Les parties ont été régulièrement averties du jour de l'audience.
Ont été entendus au cours de l'audience publique :
- le rapport de M. Denis Perrin, premier conseiller,
- et les conclusions de M. Hervé Cassara, rapporteur public.
Considérant ce qui suit :
1. Mme B... a été recrutée sous contrat à durée déterminée, à compter du 4 février 2009, par l'association syndicale des propriétaires du Lys-Chantilly, association syndicale autorisée ayant le statut d'établissement public administratif en application de l'ordonnance n° 2004-632 du 1er juillet 2004 relative aux associations syndicales de propriétaires. Ce contrat a été régulièrement renouvelé et s'est transformé, au terme de six ans, en un engagement à durée indéterminée, en application de l'article 31 du décret du 3 mai 2006 portant application de l'ordonnance du 1er juillet 2004 susmentionnée. Elle exerçait les fonctions de secrétaire administrative au sein de cette association lorsque le président de cette dernière a décidé son licenciement pour insuffisance professionnelle, le 6 juillet 2016 et l'a, au préalable, suspendue de ses fonctions à compter du 29 juin 2016. Mme B... a saisi l'association d'une demande préalable d'indemnisation, le 25 août 2016. L'association a rejeté cette demande. Mme B... a alors saisi le tribunal administratif d'Amiens de conclusions indemnitaires. Elle relève appel du jugement du tribunal administratif d'Amiens du 12 octobre 2018 par lequel il a rejeté ses conclusions.

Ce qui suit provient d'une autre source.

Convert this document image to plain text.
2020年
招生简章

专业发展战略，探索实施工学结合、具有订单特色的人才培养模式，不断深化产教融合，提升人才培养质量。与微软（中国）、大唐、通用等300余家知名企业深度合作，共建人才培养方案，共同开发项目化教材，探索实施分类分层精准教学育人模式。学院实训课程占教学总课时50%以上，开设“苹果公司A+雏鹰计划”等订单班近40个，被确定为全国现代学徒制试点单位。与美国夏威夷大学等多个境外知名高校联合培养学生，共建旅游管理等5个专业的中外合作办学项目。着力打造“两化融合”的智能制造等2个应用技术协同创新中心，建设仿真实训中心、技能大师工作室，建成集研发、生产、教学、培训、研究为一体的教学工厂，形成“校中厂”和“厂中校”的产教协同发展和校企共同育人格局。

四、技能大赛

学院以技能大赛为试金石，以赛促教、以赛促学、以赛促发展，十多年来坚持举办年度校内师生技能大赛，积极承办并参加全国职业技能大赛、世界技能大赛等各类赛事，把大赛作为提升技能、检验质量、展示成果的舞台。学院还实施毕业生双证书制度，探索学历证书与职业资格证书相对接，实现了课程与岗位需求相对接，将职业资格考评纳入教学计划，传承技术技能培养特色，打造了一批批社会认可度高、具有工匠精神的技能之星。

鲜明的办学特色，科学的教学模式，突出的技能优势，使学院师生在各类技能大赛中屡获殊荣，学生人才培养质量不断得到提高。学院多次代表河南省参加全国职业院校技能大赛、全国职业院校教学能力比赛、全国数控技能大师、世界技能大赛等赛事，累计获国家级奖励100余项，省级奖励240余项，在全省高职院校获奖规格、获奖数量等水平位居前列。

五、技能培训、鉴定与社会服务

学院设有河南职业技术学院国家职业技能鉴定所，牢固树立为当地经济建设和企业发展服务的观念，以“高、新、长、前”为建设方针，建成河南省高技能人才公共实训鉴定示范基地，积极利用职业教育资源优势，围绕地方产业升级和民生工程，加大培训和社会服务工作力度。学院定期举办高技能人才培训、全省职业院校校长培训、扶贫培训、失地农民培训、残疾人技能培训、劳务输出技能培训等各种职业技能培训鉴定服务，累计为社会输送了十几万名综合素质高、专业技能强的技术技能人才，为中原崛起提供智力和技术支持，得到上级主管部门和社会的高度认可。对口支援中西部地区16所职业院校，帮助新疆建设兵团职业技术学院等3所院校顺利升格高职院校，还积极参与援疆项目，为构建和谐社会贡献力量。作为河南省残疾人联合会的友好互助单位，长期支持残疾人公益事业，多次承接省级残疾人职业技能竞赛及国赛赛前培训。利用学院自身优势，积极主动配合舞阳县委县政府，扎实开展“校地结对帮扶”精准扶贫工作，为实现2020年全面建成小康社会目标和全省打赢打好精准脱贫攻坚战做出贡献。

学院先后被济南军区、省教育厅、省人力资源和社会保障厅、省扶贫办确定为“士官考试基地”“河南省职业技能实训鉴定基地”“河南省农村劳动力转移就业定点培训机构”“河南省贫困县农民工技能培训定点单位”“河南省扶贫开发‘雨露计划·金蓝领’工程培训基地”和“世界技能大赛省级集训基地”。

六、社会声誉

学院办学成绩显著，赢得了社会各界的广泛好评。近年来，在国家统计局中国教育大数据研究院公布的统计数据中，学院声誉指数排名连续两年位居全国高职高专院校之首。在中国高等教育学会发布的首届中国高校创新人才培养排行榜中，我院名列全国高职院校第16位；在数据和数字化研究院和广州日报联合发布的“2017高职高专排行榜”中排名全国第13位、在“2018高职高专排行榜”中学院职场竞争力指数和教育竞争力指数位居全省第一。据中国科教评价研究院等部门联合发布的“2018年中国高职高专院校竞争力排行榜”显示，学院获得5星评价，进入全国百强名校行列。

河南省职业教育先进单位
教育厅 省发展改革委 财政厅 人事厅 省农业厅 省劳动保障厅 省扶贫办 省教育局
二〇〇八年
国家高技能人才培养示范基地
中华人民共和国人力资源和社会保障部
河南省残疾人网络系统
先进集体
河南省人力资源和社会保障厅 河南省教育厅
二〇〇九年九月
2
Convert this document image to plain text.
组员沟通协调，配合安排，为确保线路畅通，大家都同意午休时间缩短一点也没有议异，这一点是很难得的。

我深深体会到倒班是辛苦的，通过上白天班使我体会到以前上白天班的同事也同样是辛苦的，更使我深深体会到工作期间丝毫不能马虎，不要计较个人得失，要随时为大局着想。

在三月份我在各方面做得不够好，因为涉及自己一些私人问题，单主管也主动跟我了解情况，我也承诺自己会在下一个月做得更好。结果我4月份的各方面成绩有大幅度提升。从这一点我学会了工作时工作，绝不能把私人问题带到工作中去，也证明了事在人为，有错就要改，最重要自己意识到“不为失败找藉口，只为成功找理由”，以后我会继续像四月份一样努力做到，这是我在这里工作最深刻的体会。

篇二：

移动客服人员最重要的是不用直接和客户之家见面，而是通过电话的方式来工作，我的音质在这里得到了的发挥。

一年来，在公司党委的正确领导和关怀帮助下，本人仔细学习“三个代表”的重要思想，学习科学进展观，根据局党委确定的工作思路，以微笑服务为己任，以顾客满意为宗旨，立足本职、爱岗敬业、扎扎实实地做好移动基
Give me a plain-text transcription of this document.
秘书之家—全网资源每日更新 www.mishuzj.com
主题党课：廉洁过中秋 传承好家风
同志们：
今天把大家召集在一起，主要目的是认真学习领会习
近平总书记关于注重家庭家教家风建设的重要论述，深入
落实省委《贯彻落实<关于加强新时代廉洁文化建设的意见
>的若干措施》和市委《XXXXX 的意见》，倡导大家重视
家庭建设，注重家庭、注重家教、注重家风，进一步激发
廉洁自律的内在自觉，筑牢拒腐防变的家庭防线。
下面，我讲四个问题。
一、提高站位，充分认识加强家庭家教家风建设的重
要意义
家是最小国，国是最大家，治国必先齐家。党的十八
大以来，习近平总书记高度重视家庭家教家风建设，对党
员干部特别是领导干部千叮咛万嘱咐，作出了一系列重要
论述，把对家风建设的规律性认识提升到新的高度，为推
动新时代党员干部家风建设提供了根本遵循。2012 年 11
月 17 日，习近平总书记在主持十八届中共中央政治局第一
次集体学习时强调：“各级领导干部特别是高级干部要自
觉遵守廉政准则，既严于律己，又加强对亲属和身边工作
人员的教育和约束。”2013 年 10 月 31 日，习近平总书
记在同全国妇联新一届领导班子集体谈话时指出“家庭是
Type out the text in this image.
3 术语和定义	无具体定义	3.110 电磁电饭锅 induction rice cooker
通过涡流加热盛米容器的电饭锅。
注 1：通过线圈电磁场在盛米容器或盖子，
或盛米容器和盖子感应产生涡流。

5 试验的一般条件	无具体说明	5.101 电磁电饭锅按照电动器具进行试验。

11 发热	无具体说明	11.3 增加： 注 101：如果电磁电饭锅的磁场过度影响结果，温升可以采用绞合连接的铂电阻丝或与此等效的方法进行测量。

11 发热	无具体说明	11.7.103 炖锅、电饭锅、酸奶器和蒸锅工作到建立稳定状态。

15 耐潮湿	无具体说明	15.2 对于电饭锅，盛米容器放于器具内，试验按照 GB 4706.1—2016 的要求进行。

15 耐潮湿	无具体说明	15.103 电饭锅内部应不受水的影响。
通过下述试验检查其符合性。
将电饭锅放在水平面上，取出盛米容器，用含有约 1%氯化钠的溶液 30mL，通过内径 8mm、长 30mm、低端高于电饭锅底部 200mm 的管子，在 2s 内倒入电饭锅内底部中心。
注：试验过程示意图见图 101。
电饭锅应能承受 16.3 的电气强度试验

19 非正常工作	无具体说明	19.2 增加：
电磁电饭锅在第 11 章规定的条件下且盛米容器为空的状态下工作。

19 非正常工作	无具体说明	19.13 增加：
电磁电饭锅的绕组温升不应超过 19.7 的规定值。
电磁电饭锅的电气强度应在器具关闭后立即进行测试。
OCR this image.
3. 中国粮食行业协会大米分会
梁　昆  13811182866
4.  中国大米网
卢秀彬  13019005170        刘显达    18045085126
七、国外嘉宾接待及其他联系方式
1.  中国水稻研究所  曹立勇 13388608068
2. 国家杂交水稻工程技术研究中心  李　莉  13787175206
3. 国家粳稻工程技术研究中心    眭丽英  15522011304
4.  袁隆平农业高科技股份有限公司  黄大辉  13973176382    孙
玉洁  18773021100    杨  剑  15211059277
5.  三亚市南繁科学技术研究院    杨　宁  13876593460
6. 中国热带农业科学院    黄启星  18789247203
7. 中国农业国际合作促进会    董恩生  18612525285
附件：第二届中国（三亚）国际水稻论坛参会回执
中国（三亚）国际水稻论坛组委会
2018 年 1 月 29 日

Sur la recevabilité de l'appel incident de l'association :
2. En première instance, l'association syndicale des propriétaires du Lys-Chantilly avait conclu au rejet de la demande de Mme B.... Le jugement du tribunal administratif d'Amiens du 12 octobre 2018 a entièrement fait droit à cette demande. Par suite, l'appel incident de l'association syndicale des propriétaires du Lys-Chantilly est irrecevable et ne peut, dès lors, qu'être rejeté.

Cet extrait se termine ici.